In her artistic research, Olga Heikkilä, DocMus doctoral candidate at the Sibelius Academy of Uniarts Helsinki, focuses on the work “À tour de Pierrot lunaire” to explore the boundaries between speaking and singing from the reciter’s perspective, using Arnold Schönberg’s Pierrot lunaire as the starting point. As a researcher of different approaches to singing, Heikkilä has noticed that the “outside-the-box” thinking of singers not only offers them opportunities for breakthroughs, but also provides a foundation for the creation of entirely new trends in music (Yvette Guilbert – cabaret songs; Albertine Zehme – Pierrot lunaire; Cathy Berberiaka). In her own approach to singing, Heikkilä cherishes versatility, which she believes nourishes the very nucleus of her musicality. Heikkilä is a Master of Music (2015) and a Master of Theology (2007) and has an advanced postgraduate degree in music from the Royal Opera Academy of Denmark. As a researcher, she has made several conference presentations at Sibelius Academy events (2016-2020), lecture concerts at the third “Doctors in Performance” conference in Vilnius (2018) and at the Royal Academy of Music in London (2018). Support for Heikkilä’s doctoral project was provided by the steering group for research and doctoral training of Uniarts Helsinki and the Sibelius Academy Foundation. In the summer of 2020, Heikkilä participated in the Nordic Summer University event by presenting her composition for vocals, Demarcation (2020).
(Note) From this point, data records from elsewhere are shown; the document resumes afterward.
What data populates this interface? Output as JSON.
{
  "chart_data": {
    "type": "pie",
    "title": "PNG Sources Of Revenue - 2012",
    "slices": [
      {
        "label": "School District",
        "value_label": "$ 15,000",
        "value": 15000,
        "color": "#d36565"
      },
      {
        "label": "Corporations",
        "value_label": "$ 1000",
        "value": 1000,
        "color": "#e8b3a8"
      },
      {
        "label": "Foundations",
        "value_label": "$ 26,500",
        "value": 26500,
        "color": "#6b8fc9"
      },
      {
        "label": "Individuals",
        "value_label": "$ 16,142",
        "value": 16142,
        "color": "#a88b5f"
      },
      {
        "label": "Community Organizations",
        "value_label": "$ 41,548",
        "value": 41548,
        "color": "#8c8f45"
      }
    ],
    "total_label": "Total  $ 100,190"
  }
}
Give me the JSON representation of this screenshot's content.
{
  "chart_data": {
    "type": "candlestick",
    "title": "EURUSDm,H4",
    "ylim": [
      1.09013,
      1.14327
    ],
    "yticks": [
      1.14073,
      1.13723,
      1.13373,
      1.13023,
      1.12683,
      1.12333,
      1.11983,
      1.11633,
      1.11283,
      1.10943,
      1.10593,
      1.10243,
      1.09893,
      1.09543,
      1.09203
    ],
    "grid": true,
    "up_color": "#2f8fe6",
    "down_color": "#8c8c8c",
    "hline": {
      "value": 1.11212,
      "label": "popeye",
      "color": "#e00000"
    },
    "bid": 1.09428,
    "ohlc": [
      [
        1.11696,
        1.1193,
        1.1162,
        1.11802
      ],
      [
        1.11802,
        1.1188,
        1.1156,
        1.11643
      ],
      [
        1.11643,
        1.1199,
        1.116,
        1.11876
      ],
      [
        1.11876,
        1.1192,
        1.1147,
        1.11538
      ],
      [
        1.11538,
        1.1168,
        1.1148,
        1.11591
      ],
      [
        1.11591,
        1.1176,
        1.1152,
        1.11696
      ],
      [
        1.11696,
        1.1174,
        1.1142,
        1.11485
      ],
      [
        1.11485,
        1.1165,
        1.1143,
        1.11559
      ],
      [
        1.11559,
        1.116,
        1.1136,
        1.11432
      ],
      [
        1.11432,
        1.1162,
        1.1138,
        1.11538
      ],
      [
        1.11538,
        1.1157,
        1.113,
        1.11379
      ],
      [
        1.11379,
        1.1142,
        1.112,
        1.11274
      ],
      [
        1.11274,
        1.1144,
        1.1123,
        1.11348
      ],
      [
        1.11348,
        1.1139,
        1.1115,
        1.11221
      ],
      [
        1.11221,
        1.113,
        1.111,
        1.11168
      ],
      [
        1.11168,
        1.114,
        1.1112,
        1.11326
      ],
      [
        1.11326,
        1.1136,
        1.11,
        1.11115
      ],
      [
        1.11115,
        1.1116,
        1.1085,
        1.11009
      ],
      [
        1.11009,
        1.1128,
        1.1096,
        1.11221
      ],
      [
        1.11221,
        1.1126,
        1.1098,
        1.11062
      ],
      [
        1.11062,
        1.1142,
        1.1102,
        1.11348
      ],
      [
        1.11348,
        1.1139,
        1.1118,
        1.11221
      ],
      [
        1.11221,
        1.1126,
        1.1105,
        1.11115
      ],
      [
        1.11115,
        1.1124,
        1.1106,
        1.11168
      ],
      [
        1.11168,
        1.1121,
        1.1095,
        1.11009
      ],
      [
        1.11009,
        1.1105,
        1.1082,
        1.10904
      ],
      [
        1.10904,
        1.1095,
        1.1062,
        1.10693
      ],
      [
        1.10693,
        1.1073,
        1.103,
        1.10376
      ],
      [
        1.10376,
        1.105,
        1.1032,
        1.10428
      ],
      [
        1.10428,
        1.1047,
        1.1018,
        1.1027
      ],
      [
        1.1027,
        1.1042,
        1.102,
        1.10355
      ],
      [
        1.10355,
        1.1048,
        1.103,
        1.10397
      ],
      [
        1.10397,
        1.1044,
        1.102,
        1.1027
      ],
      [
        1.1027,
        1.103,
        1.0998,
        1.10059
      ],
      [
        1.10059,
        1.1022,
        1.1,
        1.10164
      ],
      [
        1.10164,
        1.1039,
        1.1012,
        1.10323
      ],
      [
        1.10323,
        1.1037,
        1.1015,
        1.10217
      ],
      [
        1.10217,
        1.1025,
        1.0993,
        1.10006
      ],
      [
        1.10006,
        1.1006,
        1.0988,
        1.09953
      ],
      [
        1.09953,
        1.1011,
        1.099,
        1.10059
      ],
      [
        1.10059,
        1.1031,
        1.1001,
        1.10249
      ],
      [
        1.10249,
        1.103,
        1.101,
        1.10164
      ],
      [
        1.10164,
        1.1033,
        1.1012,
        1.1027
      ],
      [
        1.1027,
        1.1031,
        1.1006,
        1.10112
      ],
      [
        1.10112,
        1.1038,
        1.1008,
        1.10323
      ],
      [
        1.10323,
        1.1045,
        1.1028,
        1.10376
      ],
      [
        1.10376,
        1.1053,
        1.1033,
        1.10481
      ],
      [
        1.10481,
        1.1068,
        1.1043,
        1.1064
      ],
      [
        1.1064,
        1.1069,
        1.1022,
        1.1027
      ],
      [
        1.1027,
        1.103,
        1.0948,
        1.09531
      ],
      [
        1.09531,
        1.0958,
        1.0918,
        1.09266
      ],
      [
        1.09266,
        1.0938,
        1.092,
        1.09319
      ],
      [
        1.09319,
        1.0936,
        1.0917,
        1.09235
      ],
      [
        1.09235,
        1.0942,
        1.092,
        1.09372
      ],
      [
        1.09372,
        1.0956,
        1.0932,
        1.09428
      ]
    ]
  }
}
Eveliina Sumelius-Lindblom (L.Mus) is a pianist, whose career is characterised by creating new music and exploring different approaches. In her doctoral project, Sumelius-Lindblom focused on the repertoire of the early 20th century, with a focus on French and French piano literature. As a researcher, Sumelius-Lindblom is interested in the philosophical foundations of music and conceptual analysis. In her articles, she has discussed, for example, the aesthetic and intertextual characteristics of neoclassical music and the embodied intelligence of the reciter’s perceptual approaches. Sumelius-Lindblom’s doctoral project was funded by the Finnish Cultural Foundation’s Uusimaa Regional Fund, the Greta and William Foundation, the steering group for research and doctoral training of Uniarts Helsinki and the Sibelius Academy Foundation. In the spring of 2018, Sumelius-Lindblom spent a month as an artist-in-residence at Cité-des-Arts in Paris. Further information: Eveliina Sumelius-Lindblom
Taidepiste is Uniarts Helsinki’s new event series, which explores social phenomena through multidisciplinary discussions and art experiences that are free and open to the public. Taidepiste events are organised once a month in the Main Foyer of the Helsinki Music Centre and on Uniarts Helsinki’s YouTube channel. The event series is sponsored by the Louise and Göran Ehrnrooth Foundation. Read more about Taidepiste
Music and philosophy lecture concert series
What is the relationship between music and society and how does society fit in music? These questions have captivated many composers, musicians, music researchers and philosophers. The lecture concert series in the autumn of 2020 and spring of 2021 aims to explore the relationship between music and society from a variety of perspectives
The lecture concert series is part of the 30 Years of Doctorates in Music at the Sibelius Academy anniversary.